Big changes also happen in times of stillness, even though you may think that working hard at something is the only way to see results. Working at your life, facing old habits, problems, hurts and old set beliefs, may seem like an almighty task, huge and laborious. But bringing changes to your existence and experiences does not always entail battling against the storm. The times of stillness can be as powerful as the times of full-on action. Times of calm also bring results.

I’ve always loved sport and keeping fit; my biggest passion has always been dancing. When I was a teenager, I loved being part of the volleyball team that represented my own district in Paris. The training was constant, encouraging each other and pushing ourselves to be better all the time. It was intense, but that’s how we believed we created positive results.

But at school I was also a long distance runner. For this, I had to deploy a different set of skills. Endurance, patience with myself, the ability to keep calm and focus. I had to pace myself, focus on my breathing and just keep going. Some of the way was challenging: hilly, uneven, bumpy, the ground could be hard at times, muddy other times. And then around the corner, flat land, smooth ground, for which I was grateful, allowing me to recover and take a breather. I continued running, of course, covering more track faster because the ground was easier.

You don’t have to wrestle a problem to the ground, in order to get results

Life can feel like being a long distance runner. When I started making changes in my life, it was full-on action. Working on my set of old beliefs, my issues, my hurts, depression, all the difficulties I was experiencing. Un-learning in order to learn new habits, new truths, putting them into action; and sometimes I was unsure if progress was really taking place, but I wrestled on.

I expected battling a storm each time I visited my mentor.

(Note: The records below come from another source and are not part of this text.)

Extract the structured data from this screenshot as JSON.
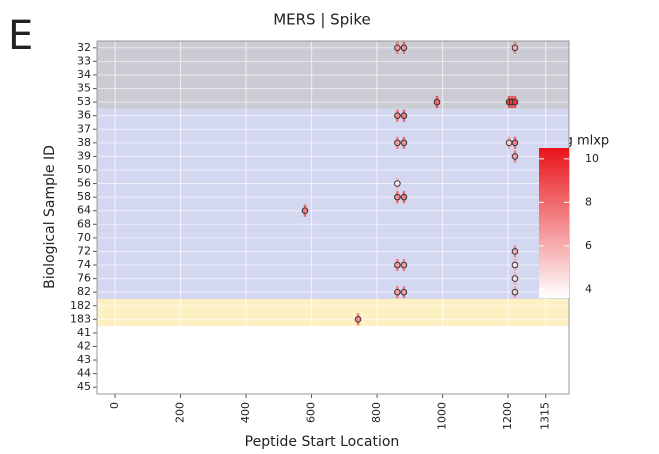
{
  "panel_label": "E",
  "chart_data": {
    "type": "scatter",
    "title": "MERS | Spike",
    "x_label": "Peptide Start Location",
    "y_label": "Biological Sample ID",
    "categories": [
      "32",
      "33",
      "34",
      "35",
      "53",
      "36",
      "37",
      "38",
      "39",
      "50",
      "56",
      "58",
      "64",
      "68",
      "70",
      "72",
      "74",
      "76",
      "82",
      "182",
      "183",
      "41",
      "42",
      "43",
      "44",
      "45"
    ],
    "xlim": [
      -55,
      1386
    ],
    "xticks": [
      0,
      200,
      400,
      600,
      800,
      1000,
      1200,
      1315
    ],
    "grid": true,
    "bands": [
      {
        "from": "32",
        "to": "53",
        "color": "#cbcbd4"
      },
      {
        "from": "36",
        "to": "82",
        "color": "#d3d7f0"
      },
      {
        "from": "182",
        "to": "183",
        "color": "#fdf1c3"
      }
    ],
    "colorbar": {
      "title": "log mlxp",
      "lim": [
        3.6,
        10.5
      ],
      "ticks": [
        4,
        6,
        8,
        10
      ],
      "colorscale": [
        "#ffffff",
        "#e8141a"
      ]
    },
    "points": {
      "x": [
        862,
        882,
        1221,
        983,
        1203,
        1212,
        1221,
        862,
        882,
        862,
        882,
        1203,
        1221,
        1221,
        862,
        862,
        882,
        580,
        1221,
        862,
        882,
        1221,
        1221,
        862,
        882,
        1221,
        742
      ],
      "y": [
        "32",
        "32",
        "32",
        "53",
        "53",
        "53",
        "53",
        "36",
        "36",
        "38",
        "38",
        "38",
        "38",
        "39",
        "56",
        "58",
        "58",
        "64",
        "72",
        "74",
        "74",
        "74",
        "76",
        "82",
        "82",
        "82",
        "183"
      ],
      "values": [
        6.5,
        7,
        6,
        8,
        9,
        9,
        9.5,
        7,
        7.5,
        6.5,
        7,
        5,
        7.5,
        6.5,
        4,
        7,
        7.5,
        7.5,
        6,
        6.5,
        6.5,
        4.5,
        4.5,
        6.5,
        6.5,
        5,
        7
      ]
    }
  }
}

I expected that each session would bring a major revelation about me, learning something new and having to fight it to the ground until I witnessed some progress.

The truth is that I did hit a plateau on many occasions. After a period of intensity came the calm. I believed those times to be unhelpful, lazy, a waste of my sessions, even useless. Not having much to reveal, or on which to work, seemed like I was wasting my time and that of my therapist. Yet, each time I left her, I felt something had moved. The time that elapsed between one of those ‘calm’ sessions and the next, was a time of recovery, soothing and beneficial. I was able to take a breather and allow myself to notice the changes taking place.

I learnt to  be still in the present. No focusing on the past and no worrying about the future. I didn’t fight any concept, old habits, voices in my head. I simply stood in the moment, revelling in the fact that my life was truly changing.

I no longer believe that when not much happens around me, that nothing is happening.

As you work on your life, creating new habits for yourself, new beliefs, healing hurts or even noticing the good, appreciate the times of calmness. They teach you as much as the times you are wrestling with your problems. It is after the storm, when the calm comes that you realise how strong you have been.

My attitude is not to wrestle any longer. I do not battle a problem to the ground, thinking that to make big changes i have to go in with big boots and a sledge hammer and beat the heck out of it.

I no longer believe that when not much happens around me, that nothing is happening. On the contrary, when you allow yourself to be still and stop thinking so much about the problem, you are moving towards the solution more than you think, and you are allowing what you have learnt to unravel.

Feel secure in the knowledge that when you ask the Universe, it is already providing and delivering what you need, in various ways and through various sources. It is for you to walk the way or run the easier part of the track, expecting for the solution to be revealed to you.

As a teacher of languages, I explain this concept too. Children need a time of calmness, a break from being bombarded with new information in order to absorb and store new knowledge in their long term memory. Our education system encourages us to believe that ‘new knowledge’ must absolutely take place each lesson for it to be considered a good lesson. But I disagree. Knowledge needs to be allowed to move from short term memory to long term memory. For this to happen, a time of stillness is necessary on occasions. Children know when they are ready for new knowledge, and when you allow them to come to you, what you teach them has a deeper impact.

Life is a mixture of sprint, endurance, team work and at times you need to do it alone.

Be patient when you are walking this part of the track. Not everything needs to look like a full-on action packed episode, to show that you are dealing with issues in your life, that you are learning how to cope or to be stronger, happier.

When you are prepared to run the distance, you need to allow yourself to be still at times. Enjoy and know that those moments are vital for the healing to take place. If you have always been a sprinter, facing problems head on and rushing around to get things done, working hard and long hours on everything because you believe that is the characteristic of a strong person, then re-think it.

Life is a mixture of sprint, endurance, team work, and at times you need to do it alone. You need a different set of skills for every part of the track. You are doing well, you are getting there, and the Universe is with You because you are loved and special. You do not have to work hard at everything. Appreciate your efforts and love your times of stillness.